HGT of mphA encoded by a novel myxophage highlights complex ecological interactions shaping resistance gene fate
Further scrutiny of the Myxococcota genetic contexts of mphA revealed that they likely were derived from a phage (Fig. 7). This finding is notable, as the role of phages in the evolution of antibiotic resistance remains unclear, especially in environmental matrices. Further inspection revealed that closely-related phage genomes were detected in many samples, but the assemblies were fragmented into two approximately 20,000 base pair segments (Fig. 7A), essentially dividing the genome into halves, with only a few of the fragments encoding mphA (Fig. 7B). Draft genomes were constructed by scaffolding contigs based on their alignment to a similar prophage region in NCBI (Supplementary Methods S1, Fig. S19) (Fig. 7D). The assemblies produced by HybridSPAdes and OPERA-MS predicting the encoding of mphA in the phage genome were validated by the identification of nanopore reads that aligned to both Myxococcota genomes and Enterobacterales plasmids in NCBI (Extended Data 1, Fig. S19). Similar putative prophage regions were detected in numerous publicly available genomes (Fig. 7C, Table S9), but lacked any known resistance genes. However, one putative prophage detected in Danish AS-derived MAG CP064980.1 (Fig. 7D) was integrated near genes encoding macrolide ATP-binding transporter/permease, MacA/MacB (Fig. S20). Relative abundances of putative donors and recipients, and the taxonomic assignment of contigs, suggested that the Proteobacteria context was possibly associated with bin82, a Dokdonella sp. The contig had remarkably similar abundance profiles and concordant taxonomic assignments (Fig. 7F, G). The potential donor of the predicted class-level HGT of mphA, taxonomic assignment Myxococcia, was represented by multiple contigs (Fig. S16). Only two MAGs of class Myxococcia were found, which displayed opposite trends in abundance over time (Fig. 7H,I). Potential recipients of mphA encoded by the myxophage (according to class-level taxonomic assignment ascribed to the phage contig) included 43 Polyangia dereplicated bins (Table S10) spanning all four CAGs.
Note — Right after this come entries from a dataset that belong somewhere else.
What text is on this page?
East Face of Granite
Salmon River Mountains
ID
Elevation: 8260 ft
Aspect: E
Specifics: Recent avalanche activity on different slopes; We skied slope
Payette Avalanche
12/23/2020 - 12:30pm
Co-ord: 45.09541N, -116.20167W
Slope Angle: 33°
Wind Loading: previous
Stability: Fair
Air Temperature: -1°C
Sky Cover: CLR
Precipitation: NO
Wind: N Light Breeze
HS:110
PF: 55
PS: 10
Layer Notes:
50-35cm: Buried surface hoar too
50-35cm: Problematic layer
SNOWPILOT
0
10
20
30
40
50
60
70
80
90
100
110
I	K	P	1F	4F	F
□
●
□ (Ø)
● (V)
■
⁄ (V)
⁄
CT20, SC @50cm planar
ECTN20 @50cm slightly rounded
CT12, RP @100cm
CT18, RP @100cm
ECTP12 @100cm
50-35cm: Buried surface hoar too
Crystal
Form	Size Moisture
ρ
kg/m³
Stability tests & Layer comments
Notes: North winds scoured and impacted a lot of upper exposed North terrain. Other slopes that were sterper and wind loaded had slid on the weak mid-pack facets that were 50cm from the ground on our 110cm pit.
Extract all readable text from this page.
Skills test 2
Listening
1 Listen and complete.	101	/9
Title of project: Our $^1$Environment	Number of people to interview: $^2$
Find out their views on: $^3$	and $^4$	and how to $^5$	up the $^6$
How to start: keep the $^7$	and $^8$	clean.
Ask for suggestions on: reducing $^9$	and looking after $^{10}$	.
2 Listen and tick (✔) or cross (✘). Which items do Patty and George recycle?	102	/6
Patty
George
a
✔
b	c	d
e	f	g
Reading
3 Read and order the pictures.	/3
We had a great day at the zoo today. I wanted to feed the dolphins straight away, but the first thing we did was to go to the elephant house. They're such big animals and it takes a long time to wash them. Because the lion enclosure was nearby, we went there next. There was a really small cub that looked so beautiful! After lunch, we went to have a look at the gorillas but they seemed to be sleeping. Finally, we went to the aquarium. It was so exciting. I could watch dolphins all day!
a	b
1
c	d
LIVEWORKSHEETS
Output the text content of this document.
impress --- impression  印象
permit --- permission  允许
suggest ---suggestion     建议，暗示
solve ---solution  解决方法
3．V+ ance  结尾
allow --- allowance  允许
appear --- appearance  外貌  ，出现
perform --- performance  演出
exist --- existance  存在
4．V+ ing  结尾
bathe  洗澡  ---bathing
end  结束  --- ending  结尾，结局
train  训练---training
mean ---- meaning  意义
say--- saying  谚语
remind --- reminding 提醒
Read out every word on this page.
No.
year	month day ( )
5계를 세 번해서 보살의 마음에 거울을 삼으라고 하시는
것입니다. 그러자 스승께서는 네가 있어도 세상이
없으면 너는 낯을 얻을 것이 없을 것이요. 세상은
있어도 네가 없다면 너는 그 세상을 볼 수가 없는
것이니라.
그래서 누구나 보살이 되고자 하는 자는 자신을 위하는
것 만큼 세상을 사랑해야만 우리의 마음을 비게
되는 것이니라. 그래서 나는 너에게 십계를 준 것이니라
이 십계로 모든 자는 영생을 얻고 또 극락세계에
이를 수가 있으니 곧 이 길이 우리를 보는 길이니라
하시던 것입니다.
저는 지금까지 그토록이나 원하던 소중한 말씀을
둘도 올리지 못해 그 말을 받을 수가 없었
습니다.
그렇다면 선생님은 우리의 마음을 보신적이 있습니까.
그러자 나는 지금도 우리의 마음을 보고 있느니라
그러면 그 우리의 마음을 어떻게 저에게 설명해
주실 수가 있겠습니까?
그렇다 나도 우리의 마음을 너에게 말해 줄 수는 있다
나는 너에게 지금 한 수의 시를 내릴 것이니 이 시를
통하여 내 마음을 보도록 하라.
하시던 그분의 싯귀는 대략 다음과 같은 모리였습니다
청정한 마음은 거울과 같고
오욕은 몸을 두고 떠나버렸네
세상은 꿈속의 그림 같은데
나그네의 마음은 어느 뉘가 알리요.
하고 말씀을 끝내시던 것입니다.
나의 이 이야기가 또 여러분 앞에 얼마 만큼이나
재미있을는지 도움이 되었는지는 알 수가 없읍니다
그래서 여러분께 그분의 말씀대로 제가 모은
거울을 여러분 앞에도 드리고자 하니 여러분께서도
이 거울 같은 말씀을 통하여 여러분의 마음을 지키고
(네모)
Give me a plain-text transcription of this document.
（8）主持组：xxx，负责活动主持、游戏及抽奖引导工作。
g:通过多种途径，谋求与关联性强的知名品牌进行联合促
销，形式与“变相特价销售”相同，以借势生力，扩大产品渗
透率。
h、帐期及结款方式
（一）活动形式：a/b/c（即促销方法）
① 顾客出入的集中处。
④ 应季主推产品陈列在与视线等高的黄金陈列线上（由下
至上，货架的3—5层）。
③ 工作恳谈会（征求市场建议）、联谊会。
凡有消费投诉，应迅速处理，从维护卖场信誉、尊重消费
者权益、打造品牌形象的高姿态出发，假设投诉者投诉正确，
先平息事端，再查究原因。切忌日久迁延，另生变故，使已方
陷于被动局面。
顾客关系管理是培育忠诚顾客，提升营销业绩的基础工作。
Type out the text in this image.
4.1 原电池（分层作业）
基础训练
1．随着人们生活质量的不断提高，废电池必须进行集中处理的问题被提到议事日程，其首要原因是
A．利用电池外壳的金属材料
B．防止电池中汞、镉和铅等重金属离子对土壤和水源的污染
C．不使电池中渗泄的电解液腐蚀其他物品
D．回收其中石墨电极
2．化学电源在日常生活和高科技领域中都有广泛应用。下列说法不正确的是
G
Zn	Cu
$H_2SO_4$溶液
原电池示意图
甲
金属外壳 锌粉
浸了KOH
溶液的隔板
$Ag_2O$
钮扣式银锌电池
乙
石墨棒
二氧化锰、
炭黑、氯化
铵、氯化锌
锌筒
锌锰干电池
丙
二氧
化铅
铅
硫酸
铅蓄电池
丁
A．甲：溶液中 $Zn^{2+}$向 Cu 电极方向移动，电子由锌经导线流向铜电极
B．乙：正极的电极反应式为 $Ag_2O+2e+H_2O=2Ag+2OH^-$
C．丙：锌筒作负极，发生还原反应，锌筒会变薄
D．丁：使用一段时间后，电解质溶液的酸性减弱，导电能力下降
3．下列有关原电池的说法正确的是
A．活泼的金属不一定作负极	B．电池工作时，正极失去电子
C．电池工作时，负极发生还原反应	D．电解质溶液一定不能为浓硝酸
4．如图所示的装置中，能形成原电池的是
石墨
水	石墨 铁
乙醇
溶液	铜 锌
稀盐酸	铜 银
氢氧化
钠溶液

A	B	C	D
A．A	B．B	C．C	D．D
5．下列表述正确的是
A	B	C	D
While the precise pathway of HGT is uncertain, the fact that one of the Myxococcia MAGs displayed trends in abundance similar to those of the Dokdonella sp. suggests that there may have been an ecological linkage between the two populations represented by the bins (Fig. 7E,F). Additionally, one of the putative recipients displayed a genetic context suggestive of prophage integration (Fig. S21). Members of the phylum Myxococcota span a wide range of different environments, including sewage, soil, and marine environments.(36, 37) Most, but not all, have been demonstrated to have some degree of predation.(38) We examined genomic evidence of a predatory lifestyle (e.g., secretion systems and antibiotic biosynthesis pathways(39)) in the genome of the putative donor, bin204, of the class Myxococcia and species Archangium (Fig. 7G). Functional annotations suggested the presence of partial or complete type 1 secretion systems (T1SS), T2SS, T3SS, T4SS, and T7SS; at least one antibiotic biosynthesis monooxygenase; one polyketide synthase; and 19 separate CAZy classified carbohydrate active enzymes (Table S11).